Radiant Dark opens Toronto design week with Bacon Savers and felt discs

Radiant Dark opens Toronto design week with Bacon Savers and felt discs

Kathryn Walter's felt installation

Under the soaring ceilings of Commerce Court West last night, Radiant Dark kicked off Toronto’s first International Design Festival, which runs until Sunday. The exhibit, with creations by over 40 contemporary Canadian designers, is curated by the owners of Made, Shaun Moore and Julie Nicholson. Only in its third year, the showcase has already gained a rep for presenting some of Toronto’s best design talent.

For the 2010 event, participants created pieces—chairs, rugs, cutlery—inspired by our relationship with money and the economy, hence the Bay Street locale. To wit, in Kathryn Walter’s Felt Studio installation, spectators can take a felt disc from a pile but are required to leave something behind—whether it’s money, an empty cigarette pack or a bobby pin. In Jill Allan’s clever Bacon Saver piggy banks, penny savers insert coins through the swine’s snout.

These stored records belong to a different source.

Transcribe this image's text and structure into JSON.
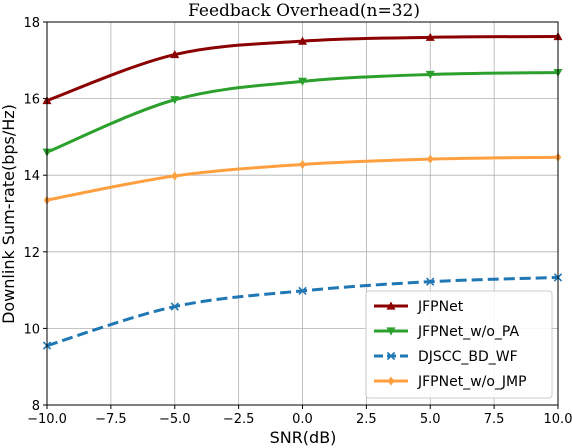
{
  "chart_data": {
    "type": "line",
    "title": "Feedback Overhead(n=32)",
    "xlabel": "SNR(dB)",
    "ylabel": "Downlink Sum-rate(bps/Hz)",
    "xlim": [
      -10,
      10
    ],
    "ylim": [
      8,
      18
    ],
    "xticks": [
      -10,
      -7.5,
      -5,
      -2.5,
      0,
      2.5,
      5,
      7.5,
      10
    ],
    "xtick_labels": [
      "−10.0",
      "−7.5",
      "−5.0",
      "−2.5",
      "0.0",
      "2.5",
      "5.0",
      "7.5",
      "10.0"
    ],
    "yticks": [
      8,
      10,
      12,
      14,
      16,
      18
    ],
    "ytick_labels": [
      "8",
      "10",
      "12",
      "14",
      "16",
      "18"
    ],
    "grid": true,
    "legend_position": "lower-right",
    "x": [
      -10,
      -5,
      0,
      5,
      10
    ],
    "series": [
      {
        "name": "JFPNet",
        "color": "#8b0000",
        "dash": "solid",
        "marker": "triangle-up",
        "values": [
          15.95,
          17.15,
          17.5,
          17.6,
          17.62
        ]
      },
      {
        "name": "JFPNet_w/o_PA",
        "color": "#2ca02c",
        "dash": "solid",
        "marker": "triangle-down",
        "values": [
          14.6,
          15.97,
          16.45,
          16.63,
          16.68
        ]
      },
      {
        "name": "DJSCC_BD_WF",
        "color": "#1f77b4",
        "dash": "dashed",
        "marker": "x",
        "values": [
          9.55,
          10.57,
          10.98,
          11.22,
          11.33
        ]
      },
      {
        "name": "JFPNet_w/o_JMP",
        "color": "#ffa040",
        "dash": "solid",
        "marker": "diamond",
        "values": [
          13.35,
          13.98,
          14.28,
          14.42,
          14.47
        ]
      }
    ]
  }
}
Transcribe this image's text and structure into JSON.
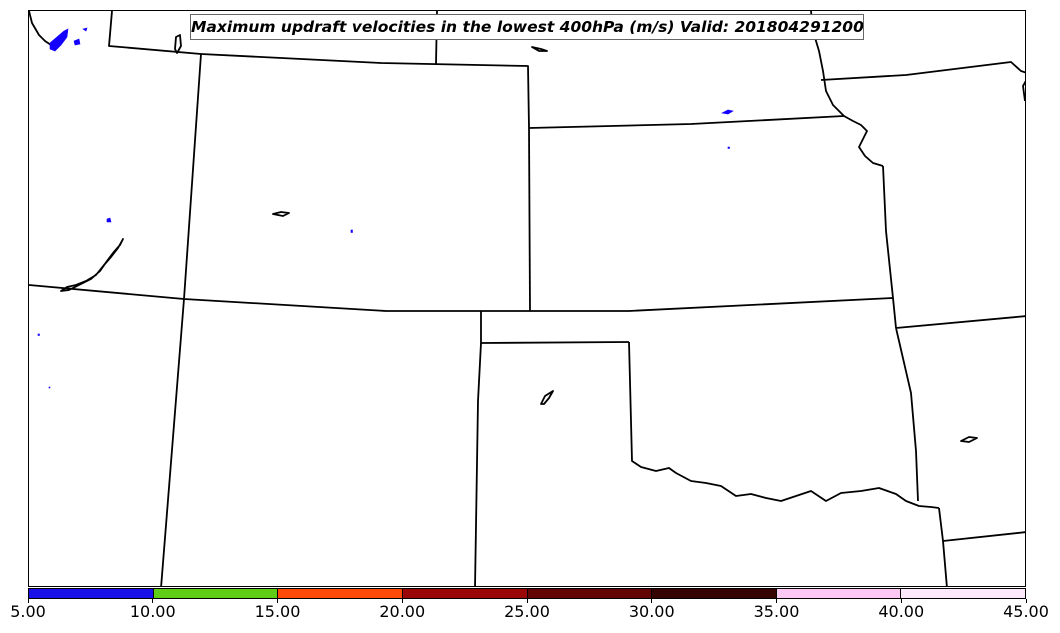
{
  "title": "Maximum updraft velocities in the lowest 400hPa (m/s) Valid: 201804291200",
  "colorbar": {
    "tick_labels": [
      "5.00",
      "10.00",
      "15.00",
      "20.00",
      "25.00",
      "30.00",
      "35.00",
      "40.00",
      "45.00"
    ],
    "colors": [
      "#1a10e8",
      "#5fcc16",
      "#ff4a0a",
      "#9a0505",
      "#620404",
      "#360303",
      "#fdc9f4",
      "#fde9fb"
    ]
  },
  "map": {
    "boundary_color": "#000000",
    "updraft_cell_color": "#1400ff"
  }
}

On Sunday at noon, eight of the participating design studios—608 Design, Grant Heaps, Bev Hisey, Laura McKibbon, Propellor Design, Tamara Rushlow, Tsunami Glassworks and Felt Studio—will be in attendance, giving a free tour of their work. Cash can be saved for piggy banks, though: the show might be held on Bay Street, but nothing here is for sale.

Radiant Dark, until Jan. 24, Commerce Court West, 199 Bay St., madedesign.ca/radiantdark.